For "doubling with overlap," start with the 23×23 solution, remove the size-5 corner square, and add squares of size 18 and 23. This build-up process obtains the solution for 41×41. Of the squares above, most are built up from smaller solutions. The building-up method simplifies analysis -- Conway and Trustrum were able to use it to show a log(n) bound for the growth of the order. For many sizes, a build-up doesn't give the best solution. Something more unusual is needed. For these, we need more interesting items -- the primitive quilts.

Figure 2. Primitive Quilts -- Quilts without sub-quilts, found by Lance Gay.

Primitive quilts are related to Perfect Squares, which can be considered as quilts without any repeated squares. The primitive quilts are not necessarily optimal quilts, but that does not lessen their usefulness.

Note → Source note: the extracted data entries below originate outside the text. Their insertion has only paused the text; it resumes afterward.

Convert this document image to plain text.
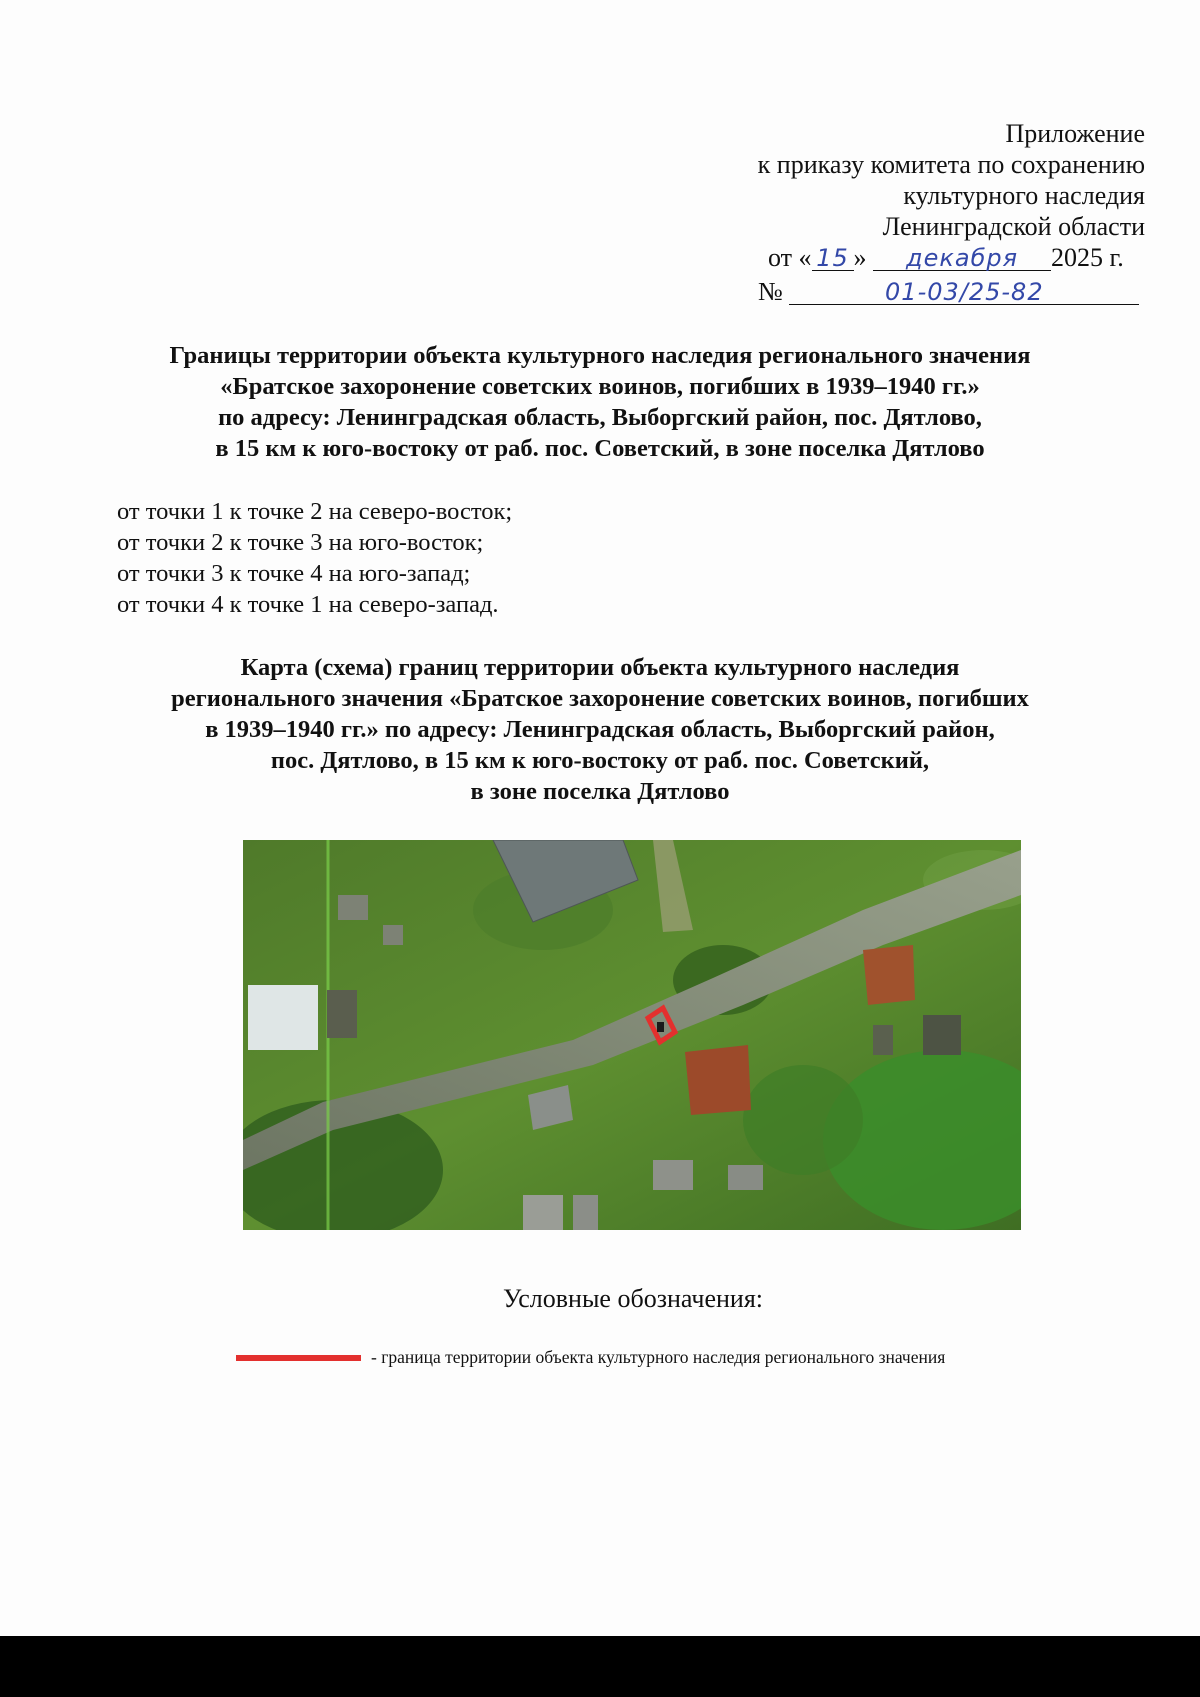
Приложение
к приказу комитета по сохранению
культурного наследия
Ленинградской области
от « 15 » декабря 2025 г.
№	01-03/25-82
Границы территории объекта культурного наследия регионального значения
«Братское захоронение советских воинов, погибших в 1939–1940 гг.»
по адресу: Ленинградская область, Выборгский район, пос. Дятлово,
в 15 км к юго-востоку от раб. пос. Советский, в зоне поселка Дятлово
от точки 1 к точке 2 на северо-восток;
от точки 2 к точке 3 на юго-восток;
от точки 3 к точке 4 на юго-запад;
от точки 4 к точке 1 на северо-запад.
Карта (схема) границ территории объекта культурного наследия
регионального значения «Братское захоронение советских воинов, погибших
в 1939–1940 гг.» по адресу: Ленинградская область, Выборгский район,
пос. Дятлово, в 15 км к юго-востоку от раб. пос. Советский,
в зоне поселка Дятлово
Условные обозначения:
- граница территории объекта культурного наследия регионального значения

As an example, consider [13,10,5][5][9,6][10,3][3][3,3][9,9][5,5]. (See the Perfect Squares link for more details on Bouwkamp codes.) This quilt is not optimal, but it lies at the core of the optimal quilt of size 109. Similarly, [14,10,5][5][9,6][9,5][3,3][10,10][6,3][3] can be expanded to make the optimal size 153 quilt. I sent these solutions by Lance Gay to Richard K. Guy, the maintainer of Unsolved Problems in Geometry (this is problem C3). Richard studied these, then sent back new best solutions for 199 and 202, 203, 344. He used the method of building on primitive solutions. As of January 7, 2003, the below list shows in boldface the lowest known order for a given square of size n.

{1| 1}, {4|2}, {6|3}, {7|4}, {8|5}, {9|6,7}, {10|8,9}, {11|10-13}, {12|14-17},
{13|18-23}, {14|24-29}, {15|30-39,41}, {16|40,42-53}, {17|54-70}, {18|71-91},
{19|92-120,122,126}, {20|121,123-125,127-154,157,158}, {21|155,156,159-207,209,216},
{22|208,210-215,217-265,268,269,273}, {23|266,267,270-272,274-353,355,361,364,369,373},
{24|354,356-360,362,363,365-368,370-372,374-446,448,450,451,453,456-459,461,468,479}.

The above list can be attacked in two ways -- computer programs and hand analysis. Dozens of improvements were discovered by Richard Guy, Lance Gay, and Geoff Morley. If you can best any of these solutions, please contact me, so that the lists can be updated.

Many more puzzles deal with squares. In the problems below, all squares have integer sides. Dominoes (n×2n) and trominoes (n×3n) are referenced by their shorter side.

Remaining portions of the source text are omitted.